By Tony Gilpin
How do you know if someone is willing and ready to work on self-improvement?
Obviously, you can’t actually answer this question directly for everyone, because each individual is different and each will approach self-improvement differently. However, self-improvement is definitely something that every person can work on. How do you do this?
Each of us has individual goals, dreams and ambitions. However, we just don’t know how exactly to go about it. In fact, if you’re like just about anyone, you might even have thought about this and wondered what exactly you can do. However, you still probably don’t know just how to make a plan and take the actions you need to in order to achieve your goals.
Maybe you’re someone who just has a very indistinct idea as to how you can improve yourself. Maybe you think you just need a better job, better opportunities, or a loving relationship. Whatever it is, you may think that if you attained your desire, you’d be happy.

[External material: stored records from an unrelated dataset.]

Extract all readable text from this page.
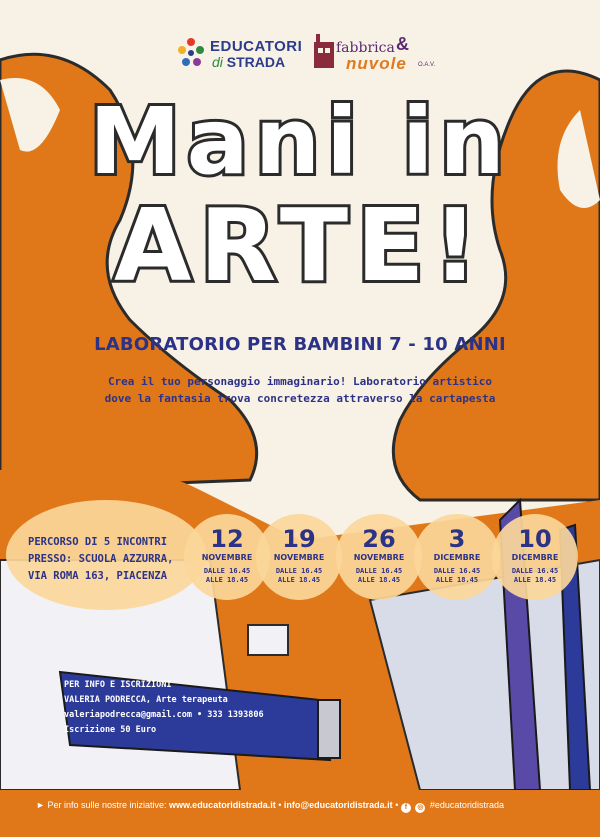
EDUCATORI
di STRADA
fabbrica &
nuvole O.A.V.
Mani in
ARTE!
LABORATORIO PER BAMBINI 7 - 10 ANNI
Crea il tuo personaggio immaginario! Laboratorio artistico
dove la fantasia trova concretezza attraverso la cartapesta
PERCORSO DI 5 INCONTRI
PRESSO: SCUOLA AZZURRA,
VIA ROMA 163, PIACENZA
12
NOVEMBRE
DALLE 16.45
ALLE 18.45
19
NOVEMBRE
DALLE 16.45
ALLE 18.45
26
NOVEMBRE
DALLE 16.45
ALLE 18.45
3
DICEMBRE
DALLE 16.45
ALLE 18.45
10
DICEMBRE
DALLE 16.45
ALLE 18.45
PER INFO E ISCRIZIONI
VALERIA PODRECCA, Arte terapeuta
valeriapodrecca@gmail.com • 333 1393806
Iscrizione 50 Euro
► Per info sulle nostre iniziative: www.educatoridistrada.it • info@educatoridistrada.it • f ◎ #educatoridistrada
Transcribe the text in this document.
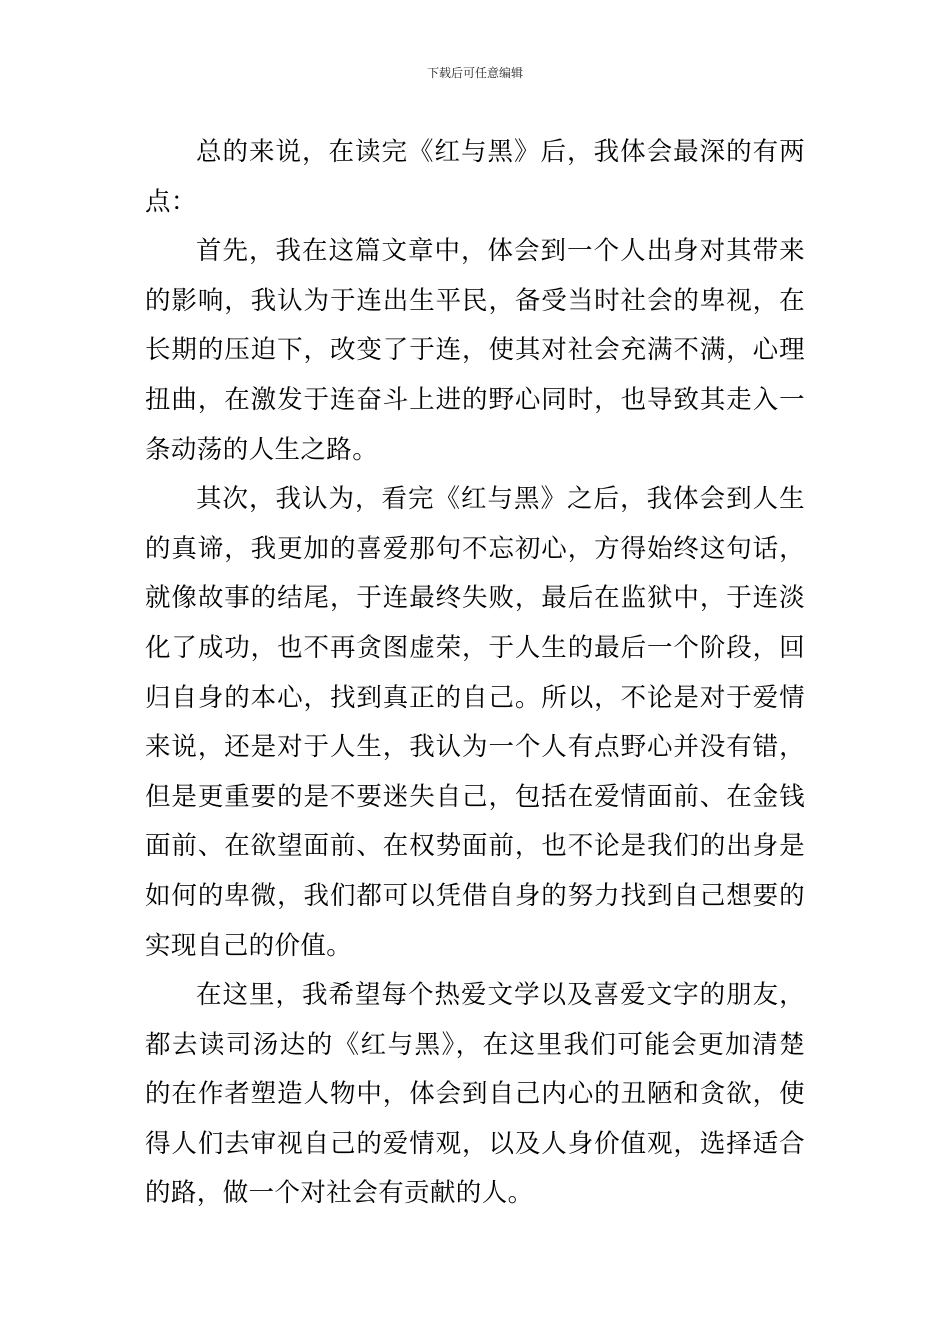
下载后可任意编辑

总的来说，在读完《红与黑》后，我体会最深的有两点：

首先，我在这篇文章中，体会到一个人出身对其带来的影响，我认为于连出生平民，备受当时社会的卑视，在长期的压迫下，改变了于连，使其对社会充满不满，心理扭曲，在激发于连奋斗上进的野心同时，也导致其走入一条动荡的人生之路。

其次，我认为，看完《红与黑》之后，我体会到人生的真谛，我更加的喜爱那句不忘初心，方得始终这句话，就像故事的结尾，于连最终失败，最后在监狱中，于连淡化了成功，也不再贪图虚荣，于人生的最后一个阶段，回归自身的本心，找到真正的自己。所以，不论是对于爱情来说，还是对于人生，我认为一个人有点野心并没有错，但是更重要的是不要迷失自己，包括在爱情面前、在金钱面前、在欲望面前、在权势面前，也不论是我们的出身是如何的卑微，我们都可以凭借自身的努力找到自己想要的实现自己的价值。

在这里，我希望每个热爱文学以及喜爱文字的朋友，都去读司汤达的《红与黑》，在这里我们可能会更加清楚的在作者塑造人物中，体会到自己内心的丑陋和贪欲，使得人们去审视自己的爱情观，以及人身价值观，选择适合的路，做一个对社会有贡献的人。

If this is you, then it’s obvious that what you are currently focusing on at least to some extent is external rather than internal, as it should be. In short, you think external factors rather than your own thoughts and actions are what make the biggest difference. However, this is not true.
Let’s say that one of your biggest goals in life has been to “make more money”. Maybe you think that if you’re rich, you can relax, do whatever you want to, and “then” focus on self-improvement. However, this doesn’t do anything to actually help you establish real goals and think about how you can actually achieve what you want in life by taking specific, concrete actions. In short, what you really need is a plan.
First, think about what you really want from life. Don’t focus on broad-based “goals” such as a vaguely fuzzy idea that you want “more money,” without truly defining what you really want in clear and concrete terms. And don’t simply drift along day-to-day, just getting by, with no real defined path.
Now, if you’re happy with your life just as it is, of course you shouldn’t change it. Maybe you’re happy earning “just enough” and getting by, with a relatively comfortable life and a relatively secure job. But for most, this isn’t enough and they need something with more passion and more meaning. If this is you, self-improvement should be your goal.
It might surprise you to know that in fact, no matter what you do, you are constantly changing. We each face circumstances that make us grow, develop and learn new skills, even if we don’t consciously decide to do so. Up until a certain age, most of us learn through some kind of formal education, at least through the end of high school. After formal education is over, we still continue to learn through informal “educational” experiences that occur for the rest of our lives. Everyone has to learn and grow in order to deal with ever-changing challenges we all must face as we go through life.
In years past, this type of ever-changing “education” happened at a relatively slow pace, and this meant that we could incorporate changes as we needed to and as we became ready for them. Now, however, modern life moves very, very fast and we often aren’t ready to deal with the pace at which things come to us. We’re overwhelmed, even though the changes we experience are beneficial as well as stressful. For example, we have more opportunities, but also more stress and change in today’s modern life compared to previous years.
One thing that is much more apparent today than ever before is the presence of competition. Technology has meant that few jobs exist anymore that are simply skilled labor types. Jobs also usually do not last for someone’s entire lifetime, as jobs in the past did. Very often, people have to change jobs once or more during their lifetimes, instead of staying in one career during their whole working lives as past generations did.
Because of this, today’s working adults need to be able to stay competitive by regularly acquiring new skills and new knowledge, so that they stand out from the crowd. As one of those adults, if you want this to happen, you need to continually focus on self-improvement. If you do so, you’ll be more likely to keep your job, acquire promotions within your given field, and/or be able to change jobs or even fields of expertise if necessary to stay employable.
If you commit to self-improvement and personal growth, you will go a long way toward determining your own future success.